What does Acts 1:18 mean?
Verses 18 and 19 are an aside—a footnote from Luke. He is adding additional details to Peter's depiction of Judas' betrayal of Jesus, and Judas' subsequent death. Peter's audience doesn't need the extended version, as they most likely had heard all the details. Luke feels Theophilus, as one who was not there for those experiences, needs more context.Matthew's account of Judas' death is somewhat circumspect. He describes how Judas realized Jesus would be executed and tried to return the blood money. When the Sanhedrin refused to take the money or exonerate him, he threw the silver into the temple and hanged himself. The chief priests determined that since the money was tainted, it couldn't remain in the temple coffers. So they bought a field as a burial ground for foreigners (Matthew 27:3–10).
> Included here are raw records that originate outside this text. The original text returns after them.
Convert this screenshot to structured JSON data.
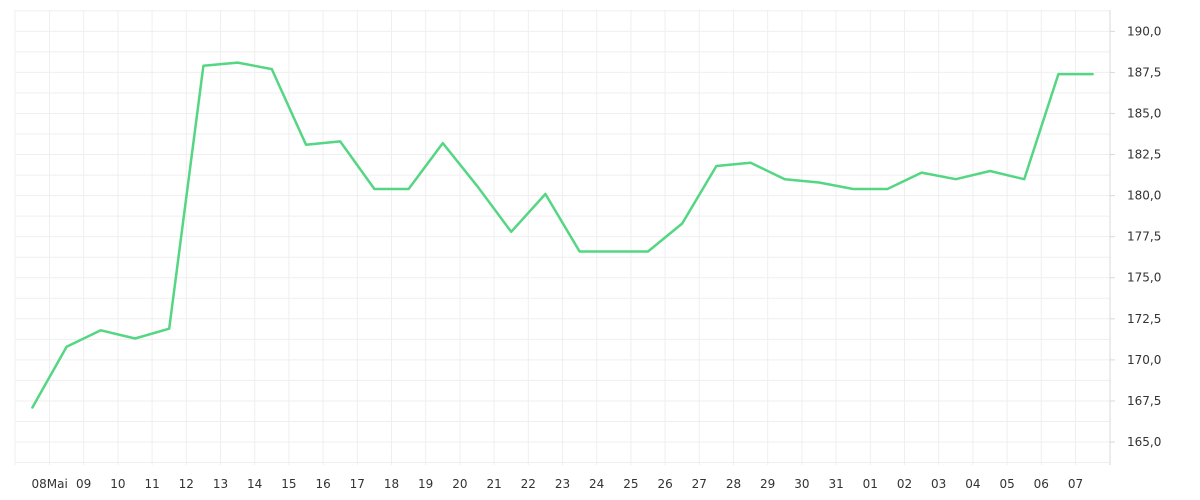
{
  "chart_data": {
    "type": "line",
    "title": "",
    "xlabel": "",
    "ylabel": "",
    "x_tick_labels": [
      "08Mai",
      "09",
      "10",
      "11",
      "12",
      "13",
      "14",
      "15",
      "16",
      "17",
      "18",
      "19",
      "20",
      "21",
      "22",
      "23",
      "24",
      "25",
      "26",
      "27",
      "28",
      "29",
      "30",
      "31",
      "01",
      "02",
      "03",
      "04",
      "05",
      "06",
      "07"
    ],
    "y_ticks": [
      165.0,
      167.5,
      170.0,
      172.5,
      175.0,
      177.5,
      180.0,
      182.5,
      185.0,
      187.5,
      190.0
    ],
    "y_tick_labels": [
      "165,0",
      "167,5",
      "170,0",
      "172,5",
      "175,0",
      "177,5",
      "180,0",
      "182,5",
      "185,0",
      "187,5",
      "190,0"
    ],
    "ylim": [
      163.6,
      191.3
    ],
    "grid": true,
    "legend": "none",
    "color": "#54d683",
    "series": [
      {
        "values": [
          167.1,
          170.8,
          171.8,
          171.3,
          171.9,
          187.9,
          188.1,
          187.7,
          183.1,
          183.3,
          180.4,
          180.4,
          183.2,
          180.6,
          177.8,
          180.1,
          176.6,
          176.6,
          176.6,
          178.3,
          181.8,
          182.0,
          181.0,
          180.8,
          180.4,
          180.4,
          181.4,
          181.0,
          181.5,
          181.0,
          187.4,
          187.4
        ]
      }
    ]
  }
}
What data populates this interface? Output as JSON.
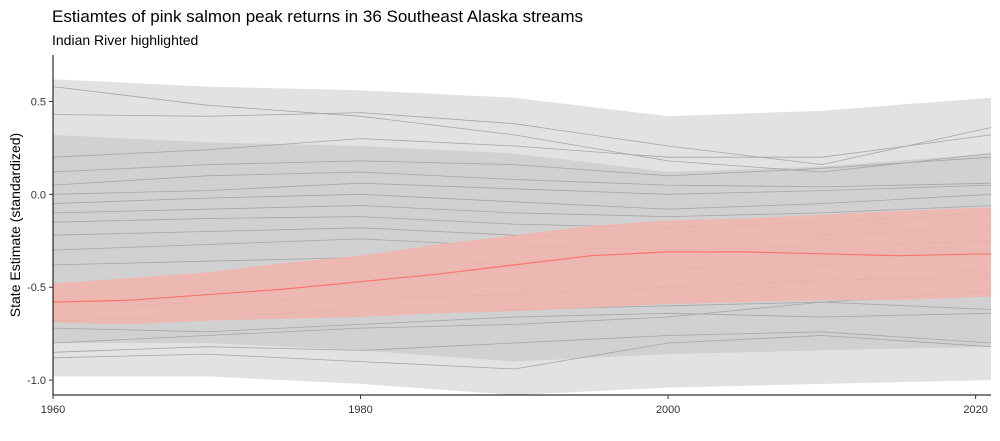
{
  "chart_data": {
    "type": "line",
    "title": "Estiamtes of pink salmon peak returns in 36 Southeast Alaska streams",
    "subtitle": "Indian River highlighted",
    "xlabel": "",
    "ylabel": "State Estimate (standardized)",
    "xlim": [
      1960,
      2021
    ],
    "ylim": [
      -1.08,
      0.75
    ],
    "x_ticks": [
      1960,
      1980,
      2000,
      2020
    ],
    "y_ticks": [
      0.5,
      0.0,
      -0.5,
      -1.0
    ],
    "y_tick_labels": [
      "0.5",
      "0.0",
      "-0.5",
      "-1.0"
    ],
    "grid": false,
    "colors": {
      "highlight": "#f8766d",
      "highlight_band": "#f2b3ad",
      "background_line": "#a6a6a6",
      "background_band": "#d6d6d6"
    },
    "highlight_series": {
      "x": [
        1960,
        1965,
        1970,
        1975,
        1980,
        1985,
        1990,
        1995,
        2000,
        2005,
        2010,
        2015,
        2021
      ],
      "y": [
        -0.58,
        -0.57,
        -0.54,
        -0.51,
        -0.47,
        -0.43,
        -0.38,
        -0.33,
        -0.31,
        -0.31,
        -0.32,
        -0.33,
        -0.32
      ],
      "lower": [
        -0.69,
        -0.7,
        -0.68,
        -0.67,
        -0.66,
        -0.64,
        -0.63,
        -0.61,
        -0.59,
        -0.58,
        -0.57,
        -0.57,
        -0.55
      ],
      "upper": [
        -0.48,
        -0.45,
        -0.42,
        -0.37,
        -0.33,
        -0.27,
        -0.22,
        -0.17,
        -0.14,
        -0.13,
        -0.11,
        -0.09,
        -0.07
      ]
    },
    "background_series": {
      "x": [
        1960,
        1970,
        1980,
        1990,
        2000,
        2010,
        2021
      ],
      "lines": [
        [
          0.58,
          0.48,
          0.42,
          0.32,
          0.18,
          0.12,
          0.22
        ],
        [
          0.43,
          0.42,
          0.44,
          0.38,
          0.26,
          0.16,
          0.36
        ],
        [
          0.2,
          0.24,
          0.3,
          0.26,
          0.2,
          0.2,
          0.32
        ],
        [
          0.12,
          0.16,
          0.18,
          0.16,
          0.1,
          0.14,
          0.2
        ],
        [
          0.05,
          0.1,
          0.12,
          0.08,
          0.05,
          0.04,
          0.06
        ],
        [
          0.0,
          0.02,
          0.06,
          0.03,
          0.0,
          0.02,
          0.05
        ],
        [
          -0.05,
          -0.02,
          0.0,
          -0.04,
          -0.08,
          -0.05,
          0.0
        ],
        [
          -0.1,
          -0.08,
          -0.06,
          -0.1,
          -0.12,
          -0.1,
          -0.06
        ],
        [
          -0.15,
          -0.13,
          -0.12,
          -0.16,
          -0.18,
          -0.15,
          -0.1
        ],
        [
          -0.22,
          -0.2,
          -0.18,
          -0.22,
          -0.24,
          -0.22,
          -0.18
        ],
        [
          -0.3,
          -0.27,
          -0.24,
          -0.28,
          -0.3,
          -0.28,
          -0.25
        ],
        [
          -0.38,
          -0.36,
          -0.34,
          -0.38,
          -0.4,
          -0.38,
          -0.42
        ],
        [
          -0.62,
          -0.58,
          -0.56,
          -0.54,
          -0.5,
          -0.46,
          -0.45
        ],
        [
          -0.68,
          -0.66,
          -0.62,
          -0.62,
          -0.6,
          -0.58,
          -0.62
        ],
        [
          -0.72,
          -0.74,
          -0.7,
          -0.66,
          -0.64,
          -0.66,
          -0.64
        ],
        [
          -0.8,
          -0.76,
          -0.72,
          -0.7,
          -0.66,
          -0.58,
          -0.52
        ],
        [
          -0.85,
          -0.82,
          -0.84,
          -0.8,
          -0.76,
          -0.74,
          -0.8
        ],
        [
          -0.88,
          -0.86,
          -0.9,
          -0.94,
          -0.8,
          -0.76,
          -0.82
        ]
      ],
      "band_upper": [
        0.62,
        0.58,
        0.56,
        0.52,
        0.42,
        0.45,
        0.52
      ],
      "band_lower": [
        -0.98,
        -0.98,
        -1.02,
        -1.08,
        -1.04,
        -1.02,
        -1.0
      ]
    }
  }
}
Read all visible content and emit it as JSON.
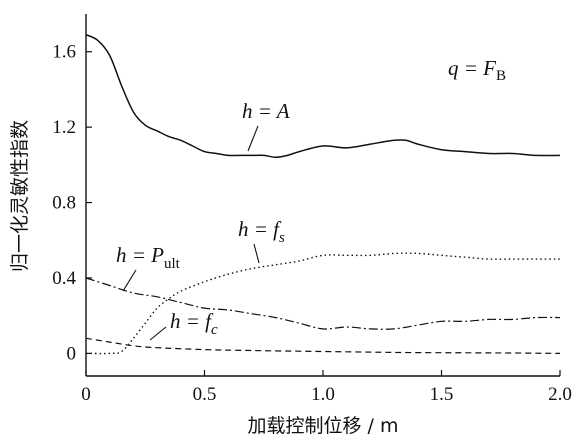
{
  "chart_data": {
    "type": "line",
    "xlabel": "加载控制位移 / m",
    "ylabel": "归一化灵敏性指数",
    "xlim": [
      0,
      2.0
    ],
    "ylim": [
      -0.12,
      1.8
    ],
    "xticks": [
      "0",
      "0.5",
      "1.0",
      "1.5",
      "2.0"
    ],
    "yticks": [
      "0",
      "0.4",
      "0.8",
      "1.2",
      "1.6"
    ],
    "grid": false,
    "legend": "none",
    "annotations": {
      "q": "q = F",
      "q_sub": "B",
      "A": "h = A",
      "P": "h = P",
      "P_sub": "ult",
      "fs": "h = f",
      "fs_sub": "s",
      "fc": "h = f",
      "fc_sub": "c"
    },
    "series": [
      {
        "style": "solid",
        "x": [
          0,
          0.05,
          0.1,
          0.15,
          0.2,
          0.25,
          0.3,
          0.35,
          0.4,
          0.45,
          0.5,
          0.55,
          0.6,
          0.65,
          0.7,
          0.75,
          0.8,
          0.85,
          0.9,
          1.0,
          1.1,
          1.2,
          1.3,
          1.35,
          1.4,
          1.5,
          1.6,
          1.7,
          1.8,
          1.9,
          2.0
        ],
        "y": [
          1.69,
          1.66,
          1.58,
          1.42,
          1.28,
          1.21,
          1.18,
          1.15,
          1.13,
          1.1,
          1.07,
          1.06,
          1.05,
          1.05,
          1.05,
          1.05,
          1.04,
          1.05,
          1.07,
          1.1,
          1.09,
          1.11,
          1.13,
          1.13,
          1.11,
          1.08,
          1.07,
          1.06,
          1.06,
          1.05,
          1.05
        ]
      },
      {
        "style": "dashdot",
        "x": [
          0,
          0.1,
          0.2,
          0.3,
          0.4,
          0.5,
          0.6,
          0.7,
          0.8,
          0.9,
          1.0,
          1.1,
          1.2,
          1.3,
          1.4,
          1.5,
          1.6,
          1.7,
          1.8,
          1.9,
          2.0
        ],
        "y": [
          0.4,
          0.36,
          0.32,
          0.3,
          0.27,
          0.24,
          0.23,
          0.21,
          0.19,
          0.16,
          0.13,
          0.14,
          0.13,
          0.13,
          0.15,
          0.17,
          0.17,
          0.18,
          0.18,
          0.19,
          0.19
        ]
      },
      {
        "style": "dotted",
        "x": [
          0,
          0.1,
          0.15,
          0.2,
          0.25,
          0.3,
          0.35,
          0.4,
          0.5,
          0.6,
          0.7,
          0.8,
          0.9,
          1.0,
          1.1,
          1.2,
          1.3,
          1.4,
          1.5,
          1.6,
          1.7,
          1.8,
          1.9,
          2.0
        ],
        "y": [
          0.0,
          0.0,
          0.01,
          0.08,
          0.16,
          0.24,
          0.29,
          0.33,
          0.38,
          0.42,
          0.45,
          0.47,
          0.49,
          0.52,
          0.52,
          0.52,
          0.53,
          0.53,
          0.52,
          0.51,
          0.5,
          0.5,
          0.5,
          0.5
        ]
      },
      {
        "style": "dashed",
        "x": [
          0,
          0.1,
          0.2,
          0.3,
          0.5,
          0.7,
          1.0,
          1.3,
          1.6,
          1.8,
          2.0
        ],
        "y": [
          0.08,
          0.06,
          0.04,
          0.03,
          0.02,
          0.015,
          0.01,
          0.005,
          0.003,
          0.002,
          0.0
        ]
      }
    ]
  }
}
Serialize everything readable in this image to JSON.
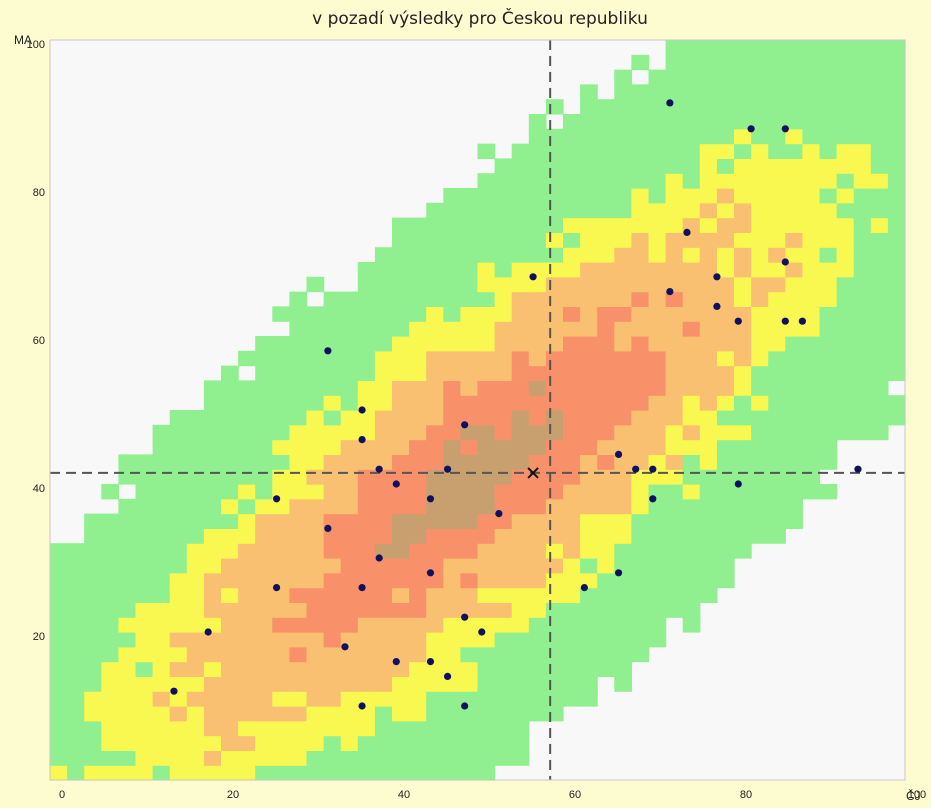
{
  "chart_data": {
    "type": "scatter",
    "title": "v pozadí výsledky pro Českou republiku",
    "xlabel": "ČJ",
    "ylabel": "MA",
    "xlim": [
      0,
      100
    ],
    "ylim": [
      0,
      100
    ],
    "x_ticks": [
      "0",
      "20",
      "40",
      "60",
      "80",
      "100"
    ],
    "y_ticks": [
      "20",
      "40",
      "60",
      "80",
      "100"
    ],
    "background": {
      "type": "heatmap",
      "description_levels": [
        "none",
        "low",
        "medium",
        "high",
        "very-high",
        "peak"
      ],
      "colors": {
        "none": "#f8f8f8",
        "low": "#90f090",
        "medium": "#f8f850",
        "high": "#f8c070",
        "very-high": "#f8906a",
        "peak": "#c8a070"
      }
    },
    "reference_lines": {
      "x": 58.5,
      "y": 41.5,
      "style": "dashed",
      "color": "#555555"
    },
    "mean_marker": {
      "x": 56.5,
      "y": 41.5,
      "symbol": "x"
    },
    "point_color": "#101060",
    "points": [
      [
        72.5,
        91.5
      ],
      [
        82,
        88
      ],
      [
        86,
        88
      ],
      [
        74.5,
        74
      ],
      [
        86,
        70
      ],
      [
        78,
        68
      ],
      [
        56.5,
        68
      ],
      [
        72.5,
        66
      ],
      [
        78,
        64
      ],
      [
        80.5,
        62
      ],
      [
        86,
        62
      ],
      [
        88,
        62
      ],
      [
        32.5,
        58
      ],
      [
        36.5,
        50
      ],
      [
        36.5,
        46
      ],
      [
        48.5,
        48
      ],
      [
        38.5,
        42
      ],
      [
        46.5,
        42
      ],
      [
        66.5,
        44
      ],
      [
        68.5,
        42
      ],
      [
        70.5,
        42
      ],
      [
        94.5,
        42
      ],
      [
        26.5,
        38
      ],
      [
        40.5,
        40
      ],
      [
        44.5,
        38
      ],
      [
        70.5,
        38
      ],
      [
        80.5,
        40
      ],
      [
        32.5,
        34
      ],
      [
        52.5,
        36
      ],
      [
        38.5,
        30
      ],
      [
        26.5,
        26
      ],
      [
        36.5,
        26
      ],
      [
        44.5,
        28
      ],
      [
        62.5,
        26
      ],
      [
        66.5,
        28
      ],
      [
        18.5,
        20
      ],
      [
        34.5,
        18
      ],
      [
        48.5,
        22
      ],
      [
        50.5,
        20
      ],
      [
        40.5,
        16
      ],
      [
        44.5,
        16
      ],
      [
        46.5,
        14
      ],
      [
        14.5,
        12
      ],
      [
        36.5,
        10
      ],
      [
        48.5,
        10
      ]
    ]
  }
}
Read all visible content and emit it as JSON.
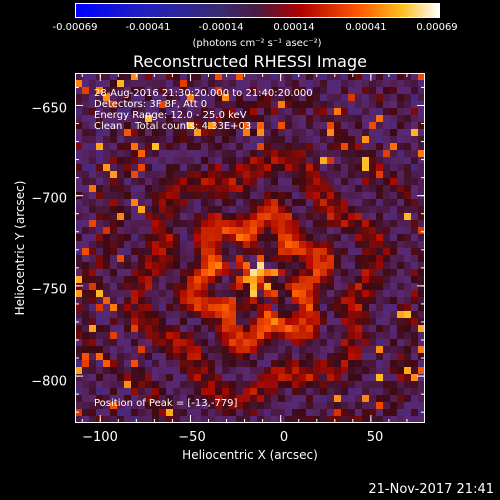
{
  "colorbar": {
    "ticks": [
      "-0.00069",
      "-0.00041",
      "-0.00014",
      "0.00014",
      "0.00041",
      "0.00069"
    ],
    "units": "(photons cm⁻² s⁻¹ asec⁻²)"
  },
  "chart_data": {
    "type": "heatmap",
    "title": "Reconstructed RHESSI Image",
    "xlabel": "Heliocentric X (arcsec)",
    "ylabel": "Heliocentric Y (arcsec)",
    "xlim": [
      -114,
      80
    ],
    "ylim": [
      -826,
      -632
    ],
    "xticks": [
      -100,
      -50,
      0,
      50
    ],
    "xtick_labels": [
      "−100",
      "−50",
      "0",
      "50"
    ],
    "yticks": [
      -650,
      -700,
      -750,
      -800
    ],
    "ytick_labels": [
      "−650",
      "−700",
      "−750",
      "−800"
    ],
    "value_range": [
      -0.00069,
      0.00069
    ],
    "peak": [
      -13,
      -779
    ],
    "annotations": {
      "time_range": "28-Aug-2016 21:30:20.000 to 21:40:20.000",
      "detectors": "Detectors: 3F 8F, Att 0",
      "energy": "Energy Range: 12.0 - 25.0 keV",
      "method": "Clean    Total counts: 4.33E+03",
      "peak_position": "Position of Peak = [-13,-779]"
    }
  },
  "footer": {
    "date": "21-Nov-2017 21:41"
  },
  "colors": {
    "background": "#000000",
    "foreground": "#ffffff"
  }
}
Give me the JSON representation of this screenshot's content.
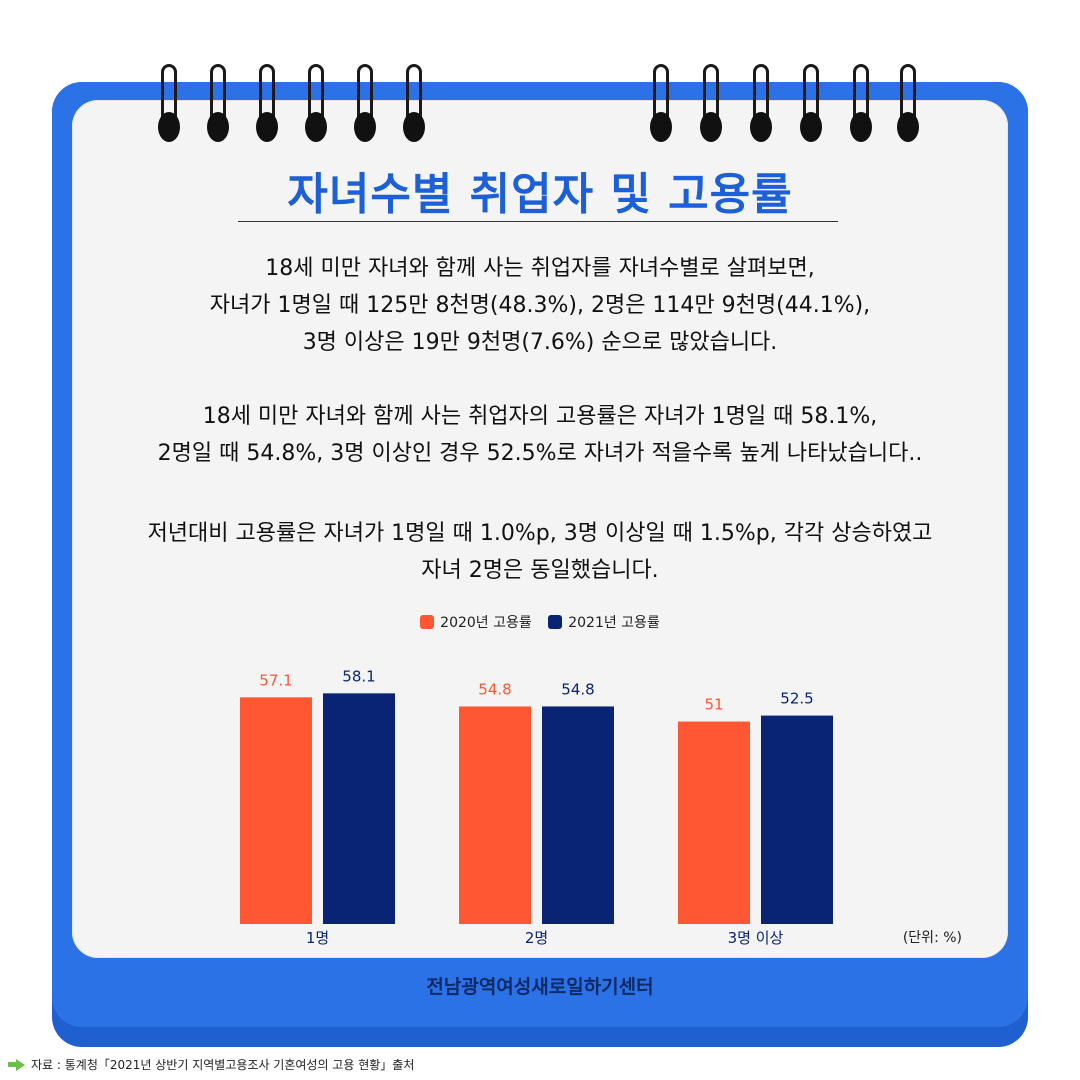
{
  "title": "자녀수별 취업자 및 고용률",
  "paragraphs": [
    [
      "18세 미만 자녀와 함께 사는 취업자를 자녀수별로 살펴보면,",
      "자녀가 1명일 때 125만 8천명(48.3%), 2명은 114만 9천명(44.1%),",
      "3명 이상은 19만 9천명(7.6%) 순으로 많았습니다."
    ],
    [
      "18세 미만 자녀와 함께 사는 취업자의 고용률은 자녀가 1명일 때 58.1%,",
      "2명일 때 54.8%, 3명 이상인 경우 52.5%로 자녀가 적을수록 높게 나타났습니다.."
    ],
    [
      "저년대비 고용률은 자녀가 1명일 때 1.0%p, 3명 이상일 때 1.5%p, 각각 상승하였고",
      "자녀 2명은 동일했습니다."
    ]
  ],
  "colors": {
    "series_2020": "#ff5733",
    "series_2021": "#0a2475",
    "accent": "#2a72e6",
    "title": "#1d5fd6"
  },
  "chart_data": {
    "type": "bar",
    "categories": [
      "1명",
      "2명",
      "3명 이상"
    ],
    "series": [
      {
        "name": "2020년 고용률",
        "values": [
          57.1,
          54.8,
          51
        ]
      },
      {
        "name": "2021년 고용률",
        "values": [
          58.1,
          54.8,
          52.5
        ]
      }
    ],
    "value_labels": [
      [
        "57.1",
        "54.8",
        "51"
      ],
      [
        "58.1",
        "54.8",
        "52.5"
      ]
    ],
    "unit_label": "(단위: %)",
    "legend_position": "top-center",
    "grid": false
  },
  "footer": {
    "org": "전남광역여성새로일하기센터"
  },
  "source": "자료 : 통계청「2021년 상반기 지역별고용조사 기혼여성의 고용 현황」출처"
}
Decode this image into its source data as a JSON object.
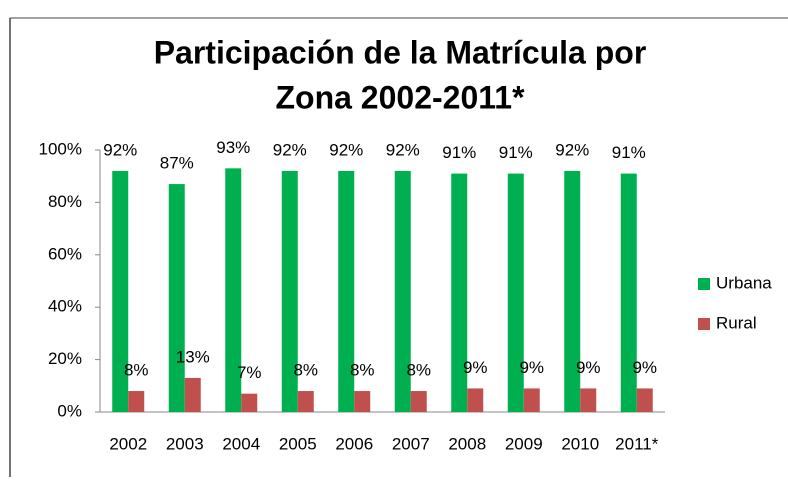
{
  "chart_data": {
    "type": "bar",
    "title": [
      "Participación de la Matrícula por",
      "Zona 2002-2011*"
    ],
    "categories": [
      "2002",
      "2003",
      "2004",
      "2005",
      "2006",
      "2007",
      "2008",
      "2009",
      "2010",
      "2011*"
    ],
    "series": [
      {
        "name": "Urbana",
        "color": "#00b050",
        "values": [
          92,
          87,
          93,
          92,
          92,
          92,
          91,
          91,
          92,
          91
        ],
        "value_labels": [
          "92%",
          "87%",
          "93%",
          "92%",
          "92%",
          "92%",
          "91%",
          "91%",
          "92%",
          "91%"
        ]
      },
      {
        "name": "Rural",
        "color": "#c0504d",
        "values": [
          8,
          13,
          7,
          8,
          8,
          8,
          9,
          9,
          9,
          9
        ],
        "value_labels": [
          "8%",
          "13%",
          "7%",
          "8%",
          "8%",
          "8%",
          "9%",
          "9%",
          "9%",
          "9%"
        ]
      }
    ],
    "ylim": [
      0,
      100
    ],
    "yticks": [
      {
        "value": 0,
        "label": "0%"
      },
      {
        "value": 20,
        "label": "20%"
      },
      {
        "value": 40,
        "label": "40%"
      },
      {
        "value": 60,
        "label": "60%"
      },
      {
        "value": 80,
        "label": "80%"
      },
      {
        "value": 100,
        "label": "100%"
      }
    ],
    "legend": "right"
  }
}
Luke, a doctor, gives a more detailed account. Apparently, Judas' body fell from its hanging place. It's entirely possible that he'd been left there—either undiscovered or deliberately ignored—for some time. In such a case, gasses would have collected in Judas' abdomen. The impact of the corpse hitting the ground apparently caused his stomach to burst open. Luke also insinuates that when the chief priests bought the land, they did so in Judas' name.
"The reward of his wickedness" refers literally to the thirty pieces of silver Judas received for betraying Jesus (Matthew 26:14–16). Figuratively, it insinuates Judas' gruesome death outside a saving relationship with Jesus. Incidentally, thirty pieces of silver is the amount of money the owner of an ox had to give the owner of a slave the ox killed (Exodus 21:32). It is as if the Sanhedrin uses the Roman government as their murderous beast of burden and Judas uses Jesus as his slave—just another way to make money.